Halide and Spectre updates enable iPhone SE Portrait mode for inanimate objects and pets

The powerful Halide Camera app for iPhone, as well as the long-exposure Spectre app from the same developers, have been refreshed on the App Store with some cool new features bringing depth-of-field photography support for pets and inanimate objects to the new iPhone SE.

The premium RAW-enabled Halide Camera app now removes portraiture photography limitations on the new iPhone SE, which only lets you bokeh humans with the Stock camera app but not your pets or inanimate objects. Moreover, Halide developers have refreshed their excellent Spectre long-exposure app, with the same features.

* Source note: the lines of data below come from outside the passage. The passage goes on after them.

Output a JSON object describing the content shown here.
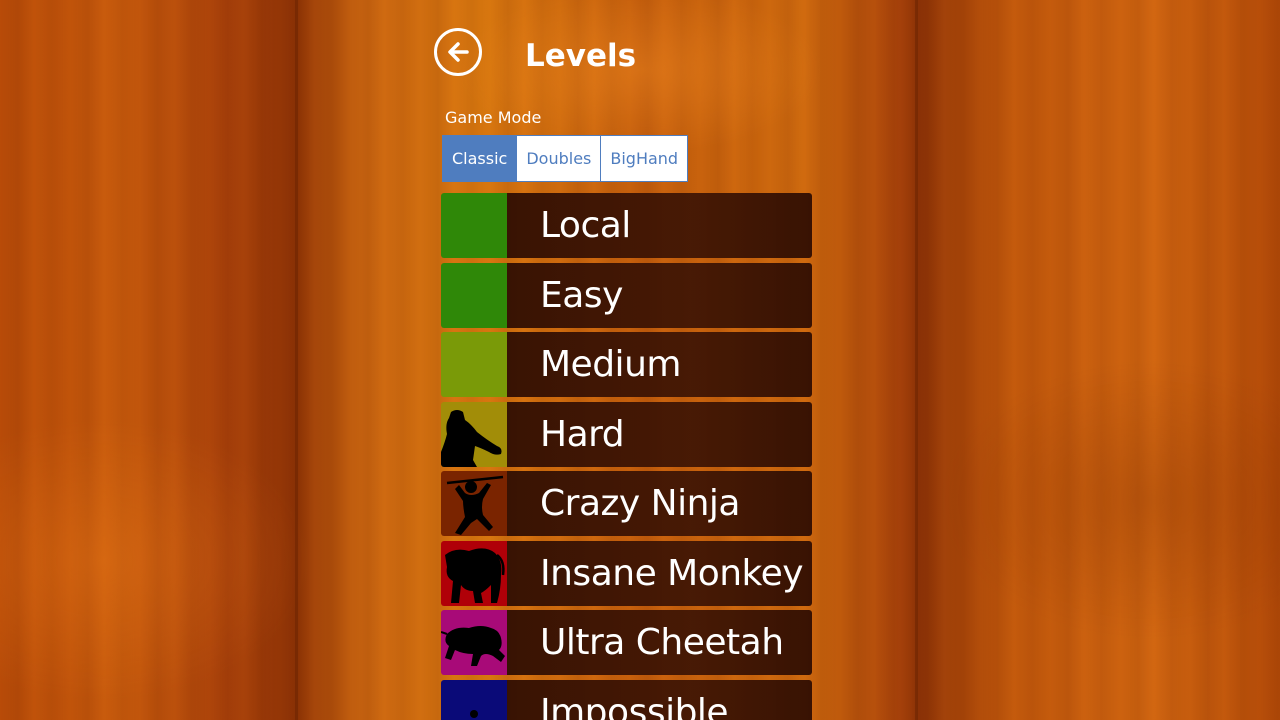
{
  "header": {
    "title": "Levels",
    "back_icon": "back-arrow-icon"
  },
  "game_mode": {
    "label": "Game Mode",
    "tabs": [
      {
        "label": "Classic",
        "selected": true
      },
      {
        "label": "Doubles",
        "selected": false
      },
      {
        "label": "BigHand",
        "selected": false
      }
    ]
  },
  "levels": [
    {
      "name": "Local",
      "color": "#2f8808",
      "icon": "none"
    },
    {
      "name": "Easy",
      "color": "#2f8808",
      "icon": "none"
    },
    {
      "name": "Medium",
      "color": "#7a9a08",
      "icon": "none"
    },
    {
      "name": "Hard",
      "color": "#a28d08",
      "icon": "fighter-silhouette-icon"
    },
    {
      "name": "Crazy Ninja",
      "color": "#7a2400",
      "icon": "ninja-silhouette-icon"
    },
    {
      "name": "Insane Monkey",
      "color": "#b00008",
      "icon": "monkey-silhouette-icon"
    },
    {
      "name": "Ultra Cheetah",
      "color": "#a80a78",
      "icon": "cheetah-silhouette-icon"
    },
    {
      "name": "Impossible",
      "color": "#0a0a78",
      "icon": "dot-icon"
    }
  ],
  "colors": {
    "accent": "#4f7dbf",
    "text": "#ffffff",
    "row_background": "#2d0c02"
  }
}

Apple first brought portraiture photography to the iPhone with the 2017 iPhone 7 series which added a second telephoto lens out the back. Subsequent iPhones with Portrait mode support all used a two-lens setup with one exception, the iPhone XR which supported depth-of-field imaging with a single-lens camera via Focus Pixels and clever machine learning software.

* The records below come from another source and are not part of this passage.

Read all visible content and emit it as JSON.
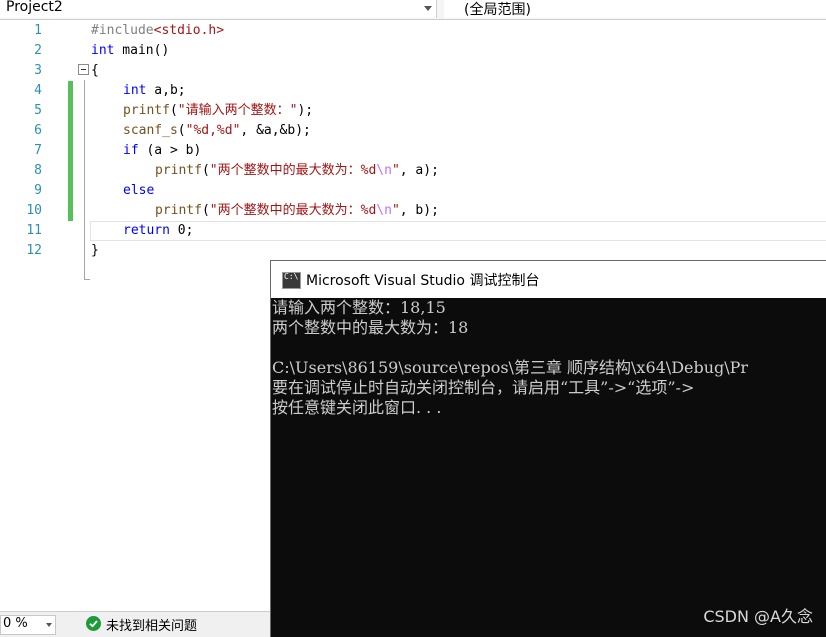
{
  "navbar": {
    "project": "Project2",
    "scope": "(全局范围)"
  },
  "editor": {
    "line_numbers": [
      "1",
      "2",
      "3",
      "4",
      "5",
      "6",
      "7",
      "8",
      "9",
      "10",
      "11",
      "12"
    ],
    "code": {
      "l1_pp": "#include",
      "l1_hdr": "<stdio.h>",
      "l2_kw": "int",
      "l2_rest": " main()",
      "l3": "{",
      "l4_kw": "int",
      "l4_rest": " a,b;",
      "l5_fn": "printf",
      "l5_open": "(",
      "l5_str": "\"请输入两个整数：\"",
      "l5_close": ");",
      "l6_fn": "scanf_s",
      "l6_open": "(",
      "l6_str": "\"%d,%d\"",
      "l6_rest": ", &a,&b);",
      "l7_kw": "if",
      "l7_rest": " (a > b)",
      "l8_fn": "printf",
      "l8_open": "(",
      "l8_str1": "\"两个整数中的最大数为：%d",
      "l8_esc": "\\n",
      "l8_str2": "\"",
      "l8_rest": ", a);",
      "l9_kw": "else",
      "l10_fn": "printf",
      "l10_open": "(",
      "l10_str1": "\"两个整数中的最大数为：%d",
      "l10_esc": "\\n",
      "l10_str2": "\"",
      "l10_rest": ", b);",
      "l11_kw": "return",
      "l11_rest": " 0;",
      "l12": "}"
    }
  },
  "statusbar": {
    "zoom": "0 %",
    "issues": "未找到相关问题"
  },
  "console": {
    "icon_label": "C:\\",
    "title": "Microsoft Visual Studio 调试控制台",
    "lines": [
      "请输入两个整数：18,15",
      "两个整数中的最大数为：18",
      "",
      "C:\\Users\\86159\\source\\repos\\第三章 顺序结构\\x64\\Debug\\Pr",
      "要在调试停止时自动关闭控制台，请启用“工具”->“选项”->",
      "按任意键关闭此窗口. . ."
    ],
    "watermark": "CSDN @A久念"
  },
  "colors": {
    "keyword": "#0000ff",
    "string": "#a31515",
    "line_number": "#2b91af",
    "change_marker": "#57c05b",
    "console_bg": "#0c0c0c"
  }
}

With the new iPhone SE, Apple is leveraging its fast chips to realize computational photography advantages, delivering portraiture photography to the new handset that is of similar or roughly comparable quality as Portrait images taken with dual or triple-lens iPhones.

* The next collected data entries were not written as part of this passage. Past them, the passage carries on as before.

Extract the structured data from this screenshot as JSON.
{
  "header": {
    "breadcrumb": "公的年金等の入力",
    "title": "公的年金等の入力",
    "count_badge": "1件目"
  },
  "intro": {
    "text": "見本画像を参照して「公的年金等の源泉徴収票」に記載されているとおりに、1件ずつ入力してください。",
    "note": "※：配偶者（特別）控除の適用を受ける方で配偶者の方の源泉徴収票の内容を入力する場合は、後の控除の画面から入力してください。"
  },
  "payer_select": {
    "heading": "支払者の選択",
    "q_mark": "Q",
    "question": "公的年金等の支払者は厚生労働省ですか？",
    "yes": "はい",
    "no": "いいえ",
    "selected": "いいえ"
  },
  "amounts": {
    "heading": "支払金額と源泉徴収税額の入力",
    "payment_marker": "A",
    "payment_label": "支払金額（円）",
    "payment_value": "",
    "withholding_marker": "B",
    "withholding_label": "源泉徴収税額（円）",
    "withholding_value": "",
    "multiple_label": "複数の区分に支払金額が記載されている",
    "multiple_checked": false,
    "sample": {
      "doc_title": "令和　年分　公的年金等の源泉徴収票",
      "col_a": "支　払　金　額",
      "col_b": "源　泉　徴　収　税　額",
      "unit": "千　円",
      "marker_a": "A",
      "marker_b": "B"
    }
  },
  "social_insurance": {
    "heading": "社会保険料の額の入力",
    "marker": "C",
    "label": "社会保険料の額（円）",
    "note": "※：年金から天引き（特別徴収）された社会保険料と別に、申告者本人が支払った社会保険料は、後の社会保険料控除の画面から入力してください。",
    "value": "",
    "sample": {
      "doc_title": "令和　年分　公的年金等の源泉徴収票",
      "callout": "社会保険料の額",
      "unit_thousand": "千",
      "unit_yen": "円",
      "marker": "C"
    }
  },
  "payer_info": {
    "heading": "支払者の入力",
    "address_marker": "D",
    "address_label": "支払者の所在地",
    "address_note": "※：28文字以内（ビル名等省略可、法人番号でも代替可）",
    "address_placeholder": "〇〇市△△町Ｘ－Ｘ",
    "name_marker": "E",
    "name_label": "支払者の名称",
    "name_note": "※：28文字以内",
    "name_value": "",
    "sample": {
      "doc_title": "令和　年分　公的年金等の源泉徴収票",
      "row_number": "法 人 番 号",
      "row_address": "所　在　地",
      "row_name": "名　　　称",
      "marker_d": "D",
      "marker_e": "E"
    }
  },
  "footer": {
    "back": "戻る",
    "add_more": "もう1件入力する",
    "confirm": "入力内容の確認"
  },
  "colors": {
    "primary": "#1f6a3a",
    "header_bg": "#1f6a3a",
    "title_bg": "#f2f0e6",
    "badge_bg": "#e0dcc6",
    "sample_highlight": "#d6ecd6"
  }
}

To pull that off, Apple did two things.

Firstly, they gave the device “the best single-camera system ever in an iPhone” with a single twelve-megapixel f/1.8 aperture wide camera out the back. And secondly, the tech giant has equipped the new handset with its custom image signal processor and dedicated neural network hardware, both of which are embedded in the current Apple A13 Bionic chip.

A capable camera coupled with the fastest chip in the industry that powers machine learning and monocular depth estimation is what allows the new iPhone SE to provide advanced photography features like Portrait mode, all six Portrait Lighting effects, Depth Control and next-gen Smart HDR, on both front and rear cameras, without using two or more lenses.

And with the updated Halide apps, owners of the new iPhone SE can now also shoot pets and inanimate objects with depth-of-field and Portrait modes (Halide developers previously brought similar features to the single-lens iPhone XR). If you need powerful camera software for your iPhone with deep RAW support and rich manual control, you can’t go wrong with Halide.

Halide Camera for iOS is $6 on the App Store.

Spectre Camera is $3 on the App Store.